Access Bank is emerging as a key force behind Africa’s ambition to create a unified payments ecosystem, using the momentum of the inaugural PAPSS COWRY 2025 Participants Forum in Lagos to push for a shift in how the continent approaches financial integration.
While many discussions around the Pan-African Payment and Settlement System (PAPSS) have centred on speed, cost reduction, and technological advancements, Access Bank is drawing attention to something far more fundamental: governance, discipline, and coordinated institutional cooperation.
Held over two days, the PAPSS COWRY 2025 Forum brought together central banks, regulators, commercial lenders, and payment experts to deliberate on what a sovereign African payment ecosystem should truly look like.
As the African Continental Free Trade Area (AfCFTA) moves from negotiation into practical implementation, the conversations in Lagos highlighted that technology alone cannot deliver sustainable, continent-wide real-time settlement without harmonised operational frameworks.
Shifting the Focus From Speed to Structural Strength
PAPSS was launched to enable instant cross-border payments in local African currencies, aiming to eliminate reliance on third-party settlement currencies and reduce frictions that have long restricted intra-African trade. But Access Bank argues that the true success of PAPSS lies not in its technical capability, but in the collective commitment of African banks to uphold common standards and governance structures.
Representing Access Bank at the forum, Naco Bolote, head of international remittance and payments for African subsidiaries, stressed the need for a deeper conversation around governance, compliance, and institutional reliability. According to him, Africa risks building disjointed systems if financial institutions do not align on foundational standards.
Bolote observed that lessons from Access Bank’s own platform, AccessAfrica, which spans over 20 African corridors, show that speed alone does not secure widespread adoption. Instead, traders and SMEs value predictability, uniformity in settlement practices, and regulatory harmonisation.
“The progress made with PAPSS reinforces Access Bank’s commitment to real-time settlement and financial integration across Africa. But building an ecosystem that truly works for the continent means aligning on the rules that keep money moving quickly, reliably, and at scale.”
Naco Bolote
This emphasis represents a crucial pivot, reminding policymakers and industry players that governance frameworks must evolve alongside technological innovation to deliver lasting impact.
Strengthening Governance for a Scalable African Payment Ecosystem
Access Bank’s intervention at the forum centred on the belief that shared governance, dispute resolution mechanisms, liquidity standards, and compliance benchmarks will define whether Africa can truly harness PAPSS at scale. Bolote warned that without harmonised operational guidelines, the continent could inadvertently create fragmented settlement channels that undermine the promise of financial sovereignty.
The bank outlined three core benefits of PAPSS that are already proving transformative: instant settlement in local currencies, reduced dependency on foreign exchange intermediaries, and significantly shorter transaction timelines.
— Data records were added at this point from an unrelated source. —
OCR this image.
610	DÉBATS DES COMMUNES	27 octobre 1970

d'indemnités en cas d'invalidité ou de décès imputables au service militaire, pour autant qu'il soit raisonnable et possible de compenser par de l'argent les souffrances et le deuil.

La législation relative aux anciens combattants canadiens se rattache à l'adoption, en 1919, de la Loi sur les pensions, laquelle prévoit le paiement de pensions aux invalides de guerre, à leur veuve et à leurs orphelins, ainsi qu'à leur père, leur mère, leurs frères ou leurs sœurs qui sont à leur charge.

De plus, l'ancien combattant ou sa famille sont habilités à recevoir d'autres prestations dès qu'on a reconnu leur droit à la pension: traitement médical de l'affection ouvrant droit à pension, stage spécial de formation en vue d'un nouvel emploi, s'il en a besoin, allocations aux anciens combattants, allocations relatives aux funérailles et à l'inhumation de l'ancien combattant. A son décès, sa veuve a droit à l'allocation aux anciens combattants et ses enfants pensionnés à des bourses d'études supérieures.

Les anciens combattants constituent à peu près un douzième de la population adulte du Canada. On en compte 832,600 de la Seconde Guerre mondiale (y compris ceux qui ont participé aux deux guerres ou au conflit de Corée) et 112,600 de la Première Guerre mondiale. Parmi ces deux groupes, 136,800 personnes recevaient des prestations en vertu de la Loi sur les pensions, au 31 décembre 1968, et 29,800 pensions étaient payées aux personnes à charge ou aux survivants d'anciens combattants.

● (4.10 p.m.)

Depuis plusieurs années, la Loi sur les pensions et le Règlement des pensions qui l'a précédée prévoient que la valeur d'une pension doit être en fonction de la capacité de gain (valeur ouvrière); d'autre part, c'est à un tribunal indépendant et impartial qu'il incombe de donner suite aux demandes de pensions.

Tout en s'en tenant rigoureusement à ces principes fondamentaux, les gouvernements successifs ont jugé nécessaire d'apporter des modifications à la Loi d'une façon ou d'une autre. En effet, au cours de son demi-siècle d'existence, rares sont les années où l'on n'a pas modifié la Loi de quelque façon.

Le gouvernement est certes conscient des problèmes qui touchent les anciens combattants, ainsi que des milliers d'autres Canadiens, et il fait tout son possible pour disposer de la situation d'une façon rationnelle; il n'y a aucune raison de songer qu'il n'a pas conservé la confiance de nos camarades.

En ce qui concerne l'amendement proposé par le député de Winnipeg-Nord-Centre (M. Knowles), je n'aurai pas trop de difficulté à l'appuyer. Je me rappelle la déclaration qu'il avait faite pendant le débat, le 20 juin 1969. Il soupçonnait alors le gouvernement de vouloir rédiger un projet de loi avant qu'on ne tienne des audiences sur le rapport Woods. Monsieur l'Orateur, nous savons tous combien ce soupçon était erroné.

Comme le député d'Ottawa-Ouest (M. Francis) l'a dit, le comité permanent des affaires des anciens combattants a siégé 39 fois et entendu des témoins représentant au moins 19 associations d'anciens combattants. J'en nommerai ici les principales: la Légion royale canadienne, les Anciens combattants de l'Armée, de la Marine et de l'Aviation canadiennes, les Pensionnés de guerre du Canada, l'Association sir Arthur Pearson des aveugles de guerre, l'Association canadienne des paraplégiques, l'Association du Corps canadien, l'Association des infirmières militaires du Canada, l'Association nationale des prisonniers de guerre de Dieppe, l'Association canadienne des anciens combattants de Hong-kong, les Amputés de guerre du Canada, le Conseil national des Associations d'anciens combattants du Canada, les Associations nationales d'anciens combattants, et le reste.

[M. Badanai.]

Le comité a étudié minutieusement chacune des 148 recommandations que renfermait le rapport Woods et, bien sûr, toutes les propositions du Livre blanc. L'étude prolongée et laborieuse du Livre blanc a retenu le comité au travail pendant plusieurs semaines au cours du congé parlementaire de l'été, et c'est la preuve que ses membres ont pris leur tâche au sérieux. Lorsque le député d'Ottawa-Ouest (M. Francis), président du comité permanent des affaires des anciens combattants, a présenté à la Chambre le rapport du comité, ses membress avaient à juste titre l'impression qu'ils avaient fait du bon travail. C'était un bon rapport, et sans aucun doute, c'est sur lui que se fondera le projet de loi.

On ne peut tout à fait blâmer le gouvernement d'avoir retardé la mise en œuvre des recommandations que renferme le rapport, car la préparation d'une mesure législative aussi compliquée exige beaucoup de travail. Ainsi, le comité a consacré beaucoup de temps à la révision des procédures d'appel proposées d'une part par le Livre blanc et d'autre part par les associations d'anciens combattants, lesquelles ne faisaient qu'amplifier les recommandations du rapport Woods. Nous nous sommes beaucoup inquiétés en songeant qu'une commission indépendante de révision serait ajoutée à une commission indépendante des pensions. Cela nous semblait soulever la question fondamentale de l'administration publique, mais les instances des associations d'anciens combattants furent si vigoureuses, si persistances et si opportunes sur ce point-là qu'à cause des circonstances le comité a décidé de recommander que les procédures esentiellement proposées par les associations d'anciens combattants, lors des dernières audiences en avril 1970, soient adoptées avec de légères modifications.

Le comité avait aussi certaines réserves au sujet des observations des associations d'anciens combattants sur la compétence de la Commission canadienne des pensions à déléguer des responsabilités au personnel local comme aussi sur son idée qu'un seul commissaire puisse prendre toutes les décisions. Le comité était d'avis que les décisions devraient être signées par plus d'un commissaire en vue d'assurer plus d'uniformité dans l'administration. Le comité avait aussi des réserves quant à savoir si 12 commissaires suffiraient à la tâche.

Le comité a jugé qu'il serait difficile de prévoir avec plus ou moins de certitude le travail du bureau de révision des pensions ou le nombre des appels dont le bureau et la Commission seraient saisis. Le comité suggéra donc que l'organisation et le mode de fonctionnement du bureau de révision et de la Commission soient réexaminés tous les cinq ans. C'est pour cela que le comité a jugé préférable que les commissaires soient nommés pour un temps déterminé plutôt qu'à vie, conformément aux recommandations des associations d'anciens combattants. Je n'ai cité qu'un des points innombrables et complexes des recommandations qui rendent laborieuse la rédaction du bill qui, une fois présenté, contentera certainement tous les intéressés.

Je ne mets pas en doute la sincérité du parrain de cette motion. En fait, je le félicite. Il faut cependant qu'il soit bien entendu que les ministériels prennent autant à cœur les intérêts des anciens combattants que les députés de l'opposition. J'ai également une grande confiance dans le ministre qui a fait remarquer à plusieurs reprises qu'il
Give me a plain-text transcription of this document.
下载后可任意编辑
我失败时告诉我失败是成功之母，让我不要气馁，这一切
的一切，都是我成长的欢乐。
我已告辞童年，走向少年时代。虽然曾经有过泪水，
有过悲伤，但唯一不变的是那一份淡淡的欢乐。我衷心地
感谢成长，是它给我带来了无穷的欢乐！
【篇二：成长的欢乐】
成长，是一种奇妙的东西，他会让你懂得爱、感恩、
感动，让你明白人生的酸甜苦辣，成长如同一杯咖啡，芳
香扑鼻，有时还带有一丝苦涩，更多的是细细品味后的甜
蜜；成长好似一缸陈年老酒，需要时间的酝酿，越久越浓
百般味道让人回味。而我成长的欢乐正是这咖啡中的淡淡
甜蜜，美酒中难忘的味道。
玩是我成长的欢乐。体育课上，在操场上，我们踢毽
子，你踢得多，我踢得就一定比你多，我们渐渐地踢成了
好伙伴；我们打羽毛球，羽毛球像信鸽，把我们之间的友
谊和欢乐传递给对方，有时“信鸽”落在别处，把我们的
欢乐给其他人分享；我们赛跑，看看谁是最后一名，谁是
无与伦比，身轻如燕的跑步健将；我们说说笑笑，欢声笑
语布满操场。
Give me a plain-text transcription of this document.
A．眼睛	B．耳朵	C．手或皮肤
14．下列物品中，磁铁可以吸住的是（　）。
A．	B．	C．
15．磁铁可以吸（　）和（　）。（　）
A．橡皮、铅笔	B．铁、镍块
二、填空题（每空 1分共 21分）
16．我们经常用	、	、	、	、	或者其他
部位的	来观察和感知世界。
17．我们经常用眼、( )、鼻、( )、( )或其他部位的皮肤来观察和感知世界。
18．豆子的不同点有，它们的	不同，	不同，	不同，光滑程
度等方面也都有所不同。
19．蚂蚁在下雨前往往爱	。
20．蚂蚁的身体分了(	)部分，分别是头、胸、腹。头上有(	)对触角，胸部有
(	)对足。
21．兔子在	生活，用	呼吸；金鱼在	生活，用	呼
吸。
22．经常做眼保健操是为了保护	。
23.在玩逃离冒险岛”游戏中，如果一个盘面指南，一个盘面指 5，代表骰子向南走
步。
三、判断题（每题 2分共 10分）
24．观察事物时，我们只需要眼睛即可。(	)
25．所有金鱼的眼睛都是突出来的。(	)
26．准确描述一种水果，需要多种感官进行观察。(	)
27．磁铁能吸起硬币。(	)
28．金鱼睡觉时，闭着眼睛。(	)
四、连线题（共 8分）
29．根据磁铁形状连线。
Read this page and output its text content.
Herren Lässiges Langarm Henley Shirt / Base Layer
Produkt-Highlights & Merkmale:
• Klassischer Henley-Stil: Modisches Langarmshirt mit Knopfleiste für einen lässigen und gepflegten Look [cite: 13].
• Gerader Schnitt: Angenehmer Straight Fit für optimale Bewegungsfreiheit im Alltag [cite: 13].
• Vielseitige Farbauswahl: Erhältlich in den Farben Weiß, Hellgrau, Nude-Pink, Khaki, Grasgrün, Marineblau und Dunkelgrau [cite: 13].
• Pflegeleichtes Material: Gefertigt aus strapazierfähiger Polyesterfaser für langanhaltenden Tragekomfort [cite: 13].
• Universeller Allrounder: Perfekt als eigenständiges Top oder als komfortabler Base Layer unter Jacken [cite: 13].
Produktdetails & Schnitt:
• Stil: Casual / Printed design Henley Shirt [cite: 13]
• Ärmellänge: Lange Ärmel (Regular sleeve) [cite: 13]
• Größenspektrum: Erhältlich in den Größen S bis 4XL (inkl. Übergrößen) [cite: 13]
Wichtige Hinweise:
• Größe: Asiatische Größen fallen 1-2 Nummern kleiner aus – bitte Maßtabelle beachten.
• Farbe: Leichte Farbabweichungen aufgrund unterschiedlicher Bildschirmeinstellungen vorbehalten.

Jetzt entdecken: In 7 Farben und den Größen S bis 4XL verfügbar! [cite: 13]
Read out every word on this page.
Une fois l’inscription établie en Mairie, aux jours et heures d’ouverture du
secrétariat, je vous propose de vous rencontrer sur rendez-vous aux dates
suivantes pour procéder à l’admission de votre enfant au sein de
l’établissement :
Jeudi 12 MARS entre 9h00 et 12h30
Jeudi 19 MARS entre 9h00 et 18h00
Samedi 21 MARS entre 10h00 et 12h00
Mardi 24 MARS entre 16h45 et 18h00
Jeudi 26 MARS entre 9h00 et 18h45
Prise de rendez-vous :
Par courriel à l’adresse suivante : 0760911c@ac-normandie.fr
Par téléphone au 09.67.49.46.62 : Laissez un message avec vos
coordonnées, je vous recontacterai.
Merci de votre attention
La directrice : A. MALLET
These gains, according to Access Bank, become exponentially more valuable when implemented within a harmonised regulatory and operational environment.
PAPSS is already operational in eight Access Bank markets, with additional countries set to join the network in 2026. As the system expands, ensuring alignment across banks and regulatory institutions will be essential to maintain stability and customer trust.
A Broader Debate on Africa’s Financial Sovereignty
The Lagos forum also illuminated a broader geopolitical and policy debate: are African financial institutions prepared to take on the responsibility required to drive the next phase of the continent’s economic integration?
With Afreximbank and the AfCFTA Secretariat pushing for deeper regional cohesion, banks across the continent face increasing pressure to redesign risk models, upgrade settlement systems, and invest in infrastructure that meets global standards. Access Bank, active in 24 countries across three continents, stands among the select few with the capacity to influence those standards.
Its representatives took part in high-level discussions on liquidity management for instant payments, compliance interoperability, and strategies for onboarding smaller financial institutions and payment service providers into the PAPSS ecosystem.
Access Bank used the occasion to commend PAPSS, Afreximbank, and the AfCFTA Secretariat for spearheading the project, describing it as a foundational pillar for Africa’s journey toward financial and economic competitiveness.
As a wholly owned subsidiary of Access Holdings Plc, Access Bank has become one of Africa’s largest retail banks, serving over 60 million customers and operating more than 700 branches and service outlets. With a workforce exceeding 28,000 employees across Africa, Asia, and Europe, the bank’s footprint gives it a strategic vantage point to shape continental financial standards.
Its executives maintain that advancing sovereign payment infrastructure aligns with the bank’s long-term mission to blend digital innovation, cross-border reach, and sustainable business models that fuel Africa’s economic growth.